The Anne Frank House
By Lauren Joseph
On the outside, the Anne Frank house looks like any other house on the streets of Amsterdam. Walking through it, though, will take visitors to a whole other world, a world that is hard to imagine. The International Media class of 2016 at Point Park University experienced this heart-rending museum first hand.
The long line to enter the house wrapped around several buildings. The area around the house was just as beautiful as every other street in the city of Amsterdam. There are views of canals, a massive church and charming houses.
The Anne Frank House opened in May 1960 and is open every day except during Yom Kippur. With the house receiving 1.2 million visitors every year, the employees are kept busy greeting and serving people from around the world. But they say their work, informing both public and press about Anne Frank, the Secret Annex and WWII is a calling.
Irith Halm, a communications employee at the house, wrote in an email, “It feels like doing the right thing and doing valuable, important work. Anne was a lively girl, just like any other girl of her age. Try to read her diary and afterwards visit the Anne Frank House.”
Westerkerk, the church located almost right next to the house, was mentioned often in Anne’s diary. She could see the steeple from the attic above their annex, her touch to the outside world. She also mentioned that the bells were taken from the church and melted down for the war.
After nearly two hours in line, students were able to walk through the museum dedicated to the Frank family and their friends in hiding with them. In the first room of the house, students saw a quote from Anne Frank’s diary: “I know what I want, I have a goal, an opinion, I have a religion and love. Let me be myself and then I am satisfied. I know that I’m a woman, a woman with inward strength and plenty of courage.”
This quote, next to a picture of Anne Frank smiling, set the tone for the entire visit: The house was home to a young girl who was smart, opinionated, and passionate about her ambitions, something her father, Otto Frank, realized when he decided to publish her book in 1947.
Every room in the house painted a picture of what life was like during the two years in hiding. The rooms had no furniture but still felt small. The windows remained covered, similar to how they were needed to be covered while they were occupied by Anne and her family and housemates. One of the rooms had two sets of doll-sized replicas of the house representing what it looked like when it was furnished. Otto Frank, when he decided to turn the house into a museum, wanted the rooms to remain empty, but he also wanted people to see how the house looked when his family and friends were living there.
Students learned about the helpers who kept Anne and her housemates safe from harm and how they had to be silent throughout the day – barely moving about the space – when employees were downstairs working in the jam factory her father owned. They saw pictures of everyone who played a role in their survival.
On Aug. 4, 1944, everyone in the Secret Annex was arrested. Someone had betrayed them, according to the Anne Frank House website. They were deported first to the Westerbork transit camp and then on to Auschwitz. The identity of their betrayer has never been established.
The house included a video of Anne’s friend Hannah Gosler talking about how she found Anne in the camp next to her, took her a package to cheer her up, and then never heard from her again.

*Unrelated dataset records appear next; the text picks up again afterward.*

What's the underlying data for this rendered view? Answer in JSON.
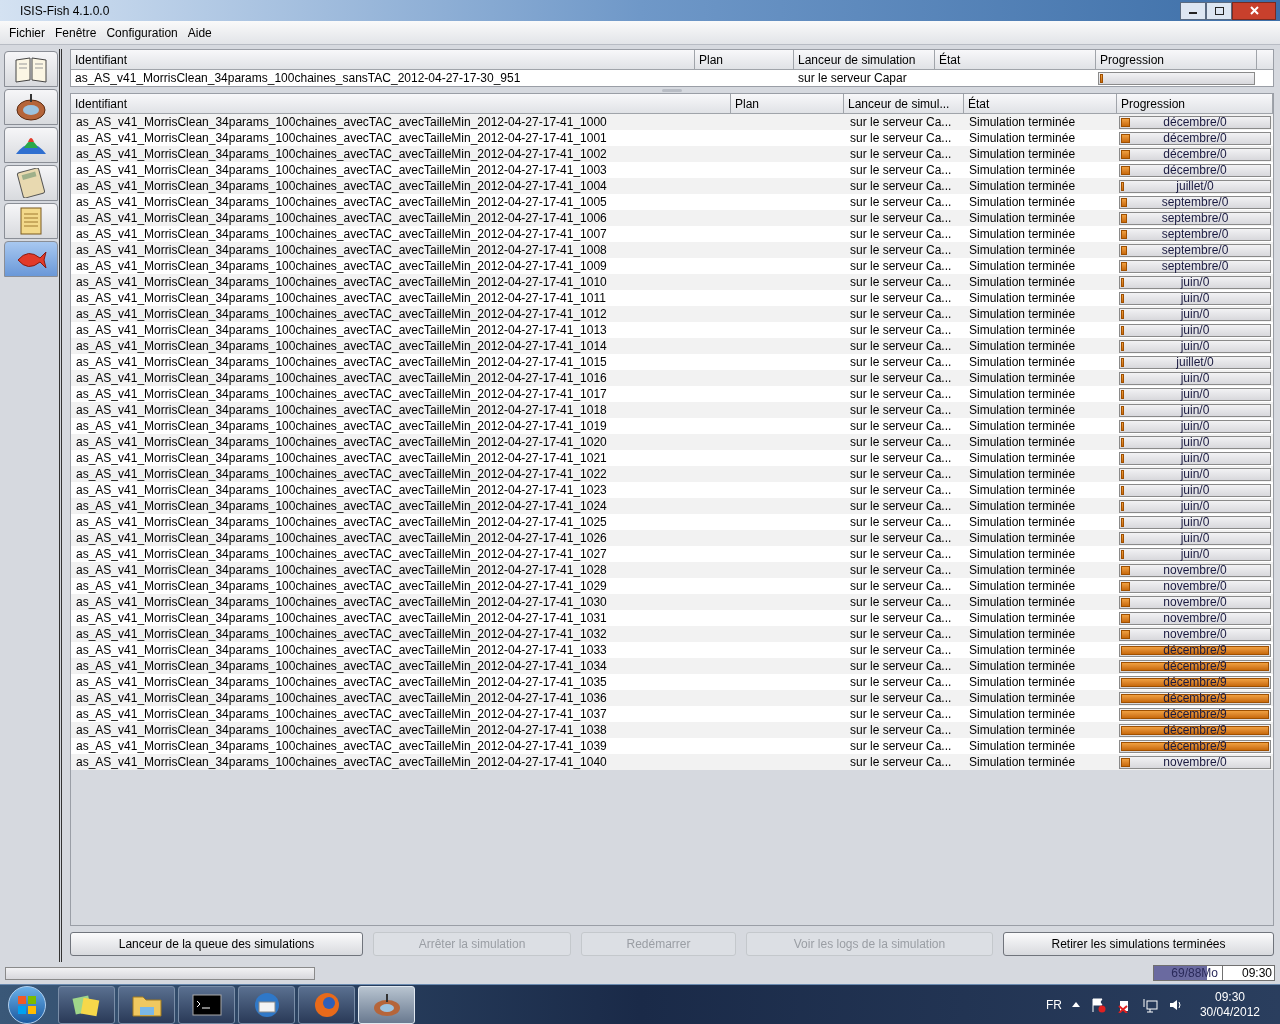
{
  "window": {
    "title": "ISIS-Fish 4.1.0.0"
  },
  "menu": [
    "Fichier",
    "Fenêtre",
    "Configuration",
    "Aide"
  ],
  "sidebar": {
    "items": [
      {
        "kind": "book",
        "selected": false
      },
      {
        "kind": "globe",
        "selected": false
      },
      {
        "kind": "surface",
        "selected": false
      },
      {
        "kind": "calculator",
        "selected": false
      },
      {
        "kind": "notepad",
        "selected": false
      },
      {
        "kind": "fish",
        "selected": true
      }
    ]
  },
  "queue_table": {
    "columns": [
      "Identifiant",
      "Plan",
      "Lanceur de simulation",
      "État",
      "Progression"
    ],
    "rows": [
      {
        "id": "as_AS_v41_MorrisClean_34params_100chaines_sansTAC_2012-04-27-17-30_951",
        "launcher": "sur le serveur Capar",
        "level": 0
      }
    ]
  },
  "table": {
    "columns": [
      "Identifiant",
      "Plan",
      "Lanceur de simul...",
      "État",
      "Progression"
    ],
    "rows": [
      {
        "id": "as_AS_v41_MorrisClean_34params_100chaines_avecTAC_avecTailleMin_2012-04-27-17-41_1000",
        "launcher": "sur le serveur Ca...",
        "state": "Simulation terminée",
        "progress": "décembre/0",
        "level": 0.07
      },
      {
        "id": "as_AS_v41_MorrisClean_34params_100chaines_avecTAC_avecTailleMin_2012-04-27-17-41_1001",
        "launcher": "sur le serveur Ca...",
        "state": "Simulation terminée",
        "progress": "décembre/0",
        "level": 0.07
      },
      {
        "id": "as_AS_v41_MorrisClean_34params_100chaines_avecTAC_avecTailleMin_2012-04-27-17-41_1002",
        "launcher": "sur le serveur Ca...",
        "state": "Simulation terminée",
        "progress": "décembre/0",
        "level": 0.07
      },
      {
        "id": "as_AS_v41_MorrisClean_34params_100chaines_avecTAC_avecTailleMin_2012-04-27-17-41_1003",
        "launcher": "sur le serveur Ca...",
        "state": "Simulation terminée",
        "progress": "décembre/0",
        "level": 0.07
      },
      {
        "id": "as_AS_v41_MorrisClean_34params_100chaines_avecTAC_avecTailleMin_2012-04-27-17-41_1004",
        "launcher": "sur le serveur Ca...",
        "state": "Simulation terminée",
        "progress": "juillet/0",
        "level": 0.03
      },
      {
        "id": "as_AS_v41_MorrisClean_34params_100chaines_avecTAC_avecTailleMin_2012-04-27-17-41_1005",
        "launcher": "sur le serveur Ca...",
        "state": "Simulation terminée",
        "progress": "septembre/0",
        "level": 0.05
      },
      {
        "id": "as_AS_v41_MorrisClean_34params_100chaines_avecTAC_avecTailleMin_2012-04-27-17-41_1006",
        "launcher": "sur le serveur Ca...",
        "state": "Simulation terminée",
        "progress": "septembre/0",
        "level": 0.05
      },
      {
        "id": "as_AS_v41_MorrisClean_34params_100chaines_avecTAC_avecTailleMin_2012-04-27-17-41_1007",
        "launcher": "sur le serveur Ca...",
        "state": "Simulation terminée",
        "progress": "septembre/0",
        "level": 0.05
      },
      {
        "id": "as_AS_v41_MorrisClean_34params_100chaines_avecTAC_avecTailleMin_2012-04-27-17-41_1008",
        "launcher": "sur le serveur Ca...",
        "state": "Simulation terminée",
        "progress": "septembre/0",
        "level": 0.05
      },
      {
        "id": "as_AS_v41_MorrisClean_34params_100chaines_avecTAC_avecTailleMin_2012-04-27-17-41_1009",
        "launcher": "sur le serveur Ca...",
        "state": "Simulation terminée",
        "progress": "septembre/0",
        "level": 0.05
      },
      {
        "id": "as_AS_v41_MorrisClean_34params_100chaines_avecTAC_avecTailleMin_2012-04-27-17-41_1010",
        "launcher": "sur le serveur Ca...",
        "state": "Simulation terminée",
        "progress": "juin/0",
        "level": 0.02
      },
      {
        "id": "as_AS_v41_MorrisClean_34params_100chaines_avecTAC_avecTailleMin_2012-04-27-17-41_1011",
        "launcher": "sur le serveur Ca...",
        "state": "Simulation terminée",
        "progress": "juin/0",
        "level": 0.02
      },
      {
        "id": "as_AS_v41_MorrisClean_34params_100chaines_avecTAC_avecTailleMin_2012-04-27-17-41_1012",
        "launcher": "sur le serveur Ca...",
        "state": "Simulation terminée",
        "progress": "juin/0",
        "level": 0.02
      },
      {
        "id": "as_AS_v41_MorrisClean_34params_100chaines_avecTAC_avecTailleMin_2012-04-27-17-41_1013",
        "launcher": "sur le serveur Ca...",
        "state": "Simulation terminée",
        "progress": "juin/0",
        "level": 0.02
      },
      {
        "id": "as_AS_v41_MorrisClean_34params_100chaines_avecTAC_avecTailleMin_2012-04-27-17-41_1014",
        "launcher": "sur le serveur Ca...",
        "state": "Simulation terminée",
        "progress": "juin/0",
        "level": 0.02
      },
      {
        "id": "as_AS_v41_MorrisClean_34params_100chaines_avecTAC_avecTailleMin_2012-04-27-17-41_1015",
        "launcher": "sur le serveur Ca...",
        "state": "Simulation terminée",
        "progress": "juillet/0",
        "level": 0.03
      },
      {
        "id": "as_AS_v41_MorrisClean_34params_100chaines_avecTAC_avecTailleMin_2012-04-27-17-41_1016",
        "launcher": "sur le serveur Ca...",
        "state": "Simulation terminée",
        "progress": "juin/0",
        "level": 0.02
      },
      {
        "id": "as_AS_v41_MorrisClean_34params_100chaines_avecTAC_avecTailleMin_2012-04-27-17-41_1017",
        "launcher": "sur le serveur Ca...",
        "state": "Simulation terminée",
        "progress": "juin/0",
        "level": 0.02
      },
      {
        "id": "as_AS_v41_MorrisClean_34params_100chaines_avecTAC_avecTailleMin_2012-04-27-17-41_1018",
        "launcher": "sur le serveur Ca...",
        "state": "Simulation terminée",
        "progress": "juin/0",
        "level": 0.02
      },
      {
        "id": "as_AS_v41_MorrisClean_34params_100chaines_avecTAC_avecTailleMin_2012-04-27-17-41_1019",
        "launcher": "sur le serveur Ca...",
        "state": "Simulation terminée",
        "progress": "juin/0",
        "level": 0.02
      },
      {
        "id": "as_AS_v41_MorrisClean_34params_100chaines_avecTAC_avecTailleMin_2012-04-27-17-41_1020",
        "launcher": "sur le serveur Ca...",
        "state": "Simulation terminée",
        "progress": "juin/0",
        "level": 0.02
      },
      {
        "id": "as_AS_v41_MorrisClean_34params_100chaines_avecTAC_avecTailleMin_2012-04-27-17-41_1021",
        "launcher": "sur le serveur Ca...",
        "state": "Simulation terminée",
        "progress": "juin/0",
        "level": 0.02
      },
      {
        "id": "as_AS_v41_MorrisClean_34params_100chaines_avecTAC_avecTailleMin_2012-04-27-17-41_1022",
        "launcher": "sur le serveur Ca...",
        "state": "Simulation terminée",
        "progress": "juin/0",
        "level": 0.02
      },
      {
        "id": "as_AS_v41_MorrisClean_34params_100chaines_avecTAC_avecTailleMin_2012-04-27-17-41_1023",
        "launcher": "sur le serveur Ca...",
        "state": "Simulation terminée",
        "progress": "juin/0",
        "level": 0.02
      },
      {
        "id": "as_AS_v41_MorrisClean_34params_100chaines_avecTAC_avecTailleMin_2012-04-27-17-41_1024",
        "launcher": "sur le serveur Ca...",
        "state": "Simulation terminée",
        "progress": "juin/0",
        "level": 0.02
      },
      {
        "id": "as_AS_v41_MorrisClean_34params_100chaines_avecTAC_avecTailleMin_2012-04-27-17-41_1025",
        "launcher": "sur le serveur Ca...",
        "state": "Simulation terminée",
        "progress": "juin/0",
        "level": 0.02
      },
      {
        "id": "as_AS_v41_MorrisClean_34params_100chaines_avecTAC_avecTailleMin_2012-04-27-17-41_1026",
        "launcher": "sur le serveur Ca...",
        "state": "Simulation terminée",
        "progress": "juin/0",
        "level": 0.02
      },
      {
        "id": "as_AS_v41_MorrisClean_34params_100chaines_avecTAC_avecTailleMin_2012-04-27-17-41_1027",
        "launcher": "sur le serveur Ca...",
        "state": "Simulation terminée",
        "progress": "juin/0",
        "level": 0.02
      },
      {
        "id": "as_AS_v41_MorrisClean_34params_100chaines_avecTAC_avecTailleMin_2012-04-27-17-41_1028",
        "launcher": "sur le serveur Ca...",
        "state": "Simulation terminée",
        "progress": "novembre/0",
        "level": 0.07
      },
      {
        "id": "as_AS_v41_MorrisClean_34params_100chaines_avecTAC_avecTailleMin_2012-04-27-17-41_1029",
        "launcher": "sur le serveur Ca...",
        "state": "Simulation terminée",
        "progress": "novembre/0",
        "level": 0.07
      },
      {
        "id": "as_AS_v41_MorrisClean_34params_100chaines_avecTAC_avecTailleMin_2012-04-27-17-41_1030",
        "launcher": "sur le serveur Ca...",
        "state": "Simulation terminée",
        "progress": "novembre/0",
        "level": 0.07
      },
      {
        "id": "as_AS_v41_MorrisClean_34params_100chaines_avecTAC_avecTailleMin_2012-04-27-17-41_1031",
        "launcher": "sur le serveur Ca...",
        "state": "Simulation terminée",
        "progress": "novembre/0",
        "level": 0.07
      },
      {
        "id": "as_AS_v41_MorrisClean_34params_100chaines_avecTAC_avecTailleMin_2012-04-27-17-41_1032",
        "launcher": "sur le serveur Ca...",
        "state": "Simulation terminée",
        "progress": "novembre/0",
        "level": 0.07
      },
      {
        "id": "as_AS_v41_MorrisClean_34params_100chaines_avecTAC_avecTailleMin_2012-04-27-17-41_1033",
        "launcher": "sur le serveur Ca...",
        "state": "Simulation terminée",
        "progress": "décembre/9",
        "level": 1
      },
      {
        "id": "as_AS_v41_MorrisClean_34params_100chaines_avecTAC_avecTailleMin_2012-04-27-17-41_1034",
        "launcher": "sur le serveur Ca...",
        "state": "Simulation terminée",
        "progress": "décembre/9",
        "level": 1
      },
      {
        "id": "as_AS_v41_MorrisClean_34params_100chaines_avecTAC_avecTailleMin_2012-04-27-17-41_1035",
        "launcher": "sur le serveur Ca...",
        "state": "Simulation terminée",
        "progress": "décembre/9",
        "level": 1
      },
      {
        "id": "as_AS_v41_MorrisClean_34params_100chaines_avecTAC_avecTailleMin_2012-04-27-17-41_1036",
        "launcher": "sur le serveur Ca...",
        "state": "Simulation terminée",
        "progress": "décembre/9",
        "level": 1
      },
      {
        "id": "as_AS_v41_MorrisClean_34params_100chaines_avecTAC_avecTailleMin_2012-04-27-17-41_1037",
        "launcher": "sur le serveur Ca...",
        "state": "Simulation terminée",
        "progress": "décembre/9",
        "level": 1
      },
      {
        "id": "as_AS_v41_MorrisClean_34params_100chaines_avecTAC_avecTailleMin_2012-04-27-17-41_1038",
        "launcher": "sur le serveur Ca...",
        "state": "Simulation terminée",
        "progress": "décembre/9",
        "level": 1
      },
      {
        "id": "as_AS_v41_MorrisClean_34params_100chaines_avecTAC_avecTailleMin_2012-04-27-17-41_1039",
        "launcher": "sur le serveur Ca...",
        "state": "Simulation terminée",
        "progress": "décembre/9",
        "level": 1
      },
      {
        "id": "as_AS_v41_MorrisClean_34params_100chaines_avecTAC_avecTailleMin_2012-04-27-17-41_1040",
        "launcher": "sur le serveur Ca...",
        "state": "Simulation terminée",
        "progress": "novembre/0",
        "level": 0.07
      }
    ]
  },
  "buttons": [
    {
      "label": "Lanceur de la queue des simulations",
      "disabled": false
    },
    {
      "label": "Arrêter la simulation",
      "disabled": true
    },
    {
      "label": "Redémarrer",
      "disabled": true
    },
    {
      "label": "Voir les logs de la simulation",
      "disabled": true
    },
    {
      "label": "Retirer les simulations terminées",
      "disabled": false
    }
  ],
  "status_bar": {
    "memory": {
      "text": "69/88Mo",
      "level": 0.78
    },
    "time": "09:30"
  },
  "taskbar": {
    "apps": [
      {
        "kind": "windows",
        "selected": false
      },
      {
        "kind": "folder",
        "selected": false
      },
      {
        "kind": "terminal",
        "selected": false
      },
      {
        "kind": "mail",
        "selected": false
      },
      {
        "kind": "browser",
        "selected": false
      },
      {
        "kind": "isis",
        "selected": true
      }
    ],
    "language": "FR",
    "clock_time": "09:30",
    "clock_date": "30/04/2012"
  }
}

Anne and her sister Margot were taken later to the Bergen-Belsen concentration camp. Anne died there in February 1945 at 15. Otto Frank was the only person from the Secret Annex to survive the camps.
On the tour Otto Frank’s video explained his surprise in the depth and maturity of Anne’s diary: “It took me a very long time to read it, and I must say I was very much surprised about the deep thoughts Anne had, her seriousness especially her self-criticism. It was quite a different Anne than I had known as my daughter.” He said in the interview that he never knew that Anne had such strong opinions, wrote so articulately, and felt so deeply about becoming a writer. He concluded with saying that parents never truly know their children.

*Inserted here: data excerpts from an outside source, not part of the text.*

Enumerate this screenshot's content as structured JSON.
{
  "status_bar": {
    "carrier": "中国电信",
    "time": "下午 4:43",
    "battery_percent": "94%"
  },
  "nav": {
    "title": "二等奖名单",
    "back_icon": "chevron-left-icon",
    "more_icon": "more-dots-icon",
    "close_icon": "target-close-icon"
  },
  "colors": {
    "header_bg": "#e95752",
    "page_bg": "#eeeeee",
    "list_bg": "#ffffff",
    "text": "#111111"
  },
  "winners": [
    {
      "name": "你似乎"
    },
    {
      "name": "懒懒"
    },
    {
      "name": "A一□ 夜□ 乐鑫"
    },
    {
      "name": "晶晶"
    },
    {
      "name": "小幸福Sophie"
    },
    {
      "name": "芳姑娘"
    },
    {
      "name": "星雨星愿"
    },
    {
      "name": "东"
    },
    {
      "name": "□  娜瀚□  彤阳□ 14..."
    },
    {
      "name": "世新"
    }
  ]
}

As the students left the museum they discussed how moving the experience was for them. Hannah Altman, a senior photography major, felt that she had a deep connection with Anne Frank.

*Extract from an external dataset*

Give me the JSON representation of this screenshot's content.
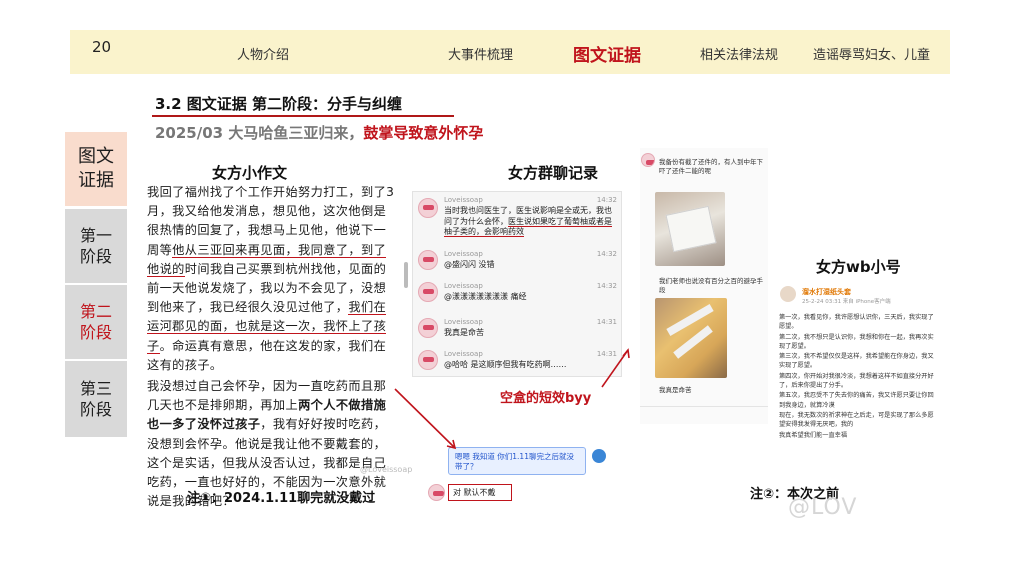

“Visiting the Anne Frank house was a very personal experience, for sure,” she said. She and I have a lot in common, for better or worse. Walking through the house and fully understanding that I would share the same fate as the Frank family was very humbling.
“The end of the house tour concluded in a sign that said ‘her would haves are our opportunities,’ which I took to heart. Anne could not live her own life because she was Jewish, young and female. I am all of those things, about to embark on owning my own business and being a full-time artist. The Anne Frank house inspired me to live out my ambitions for her and myself.”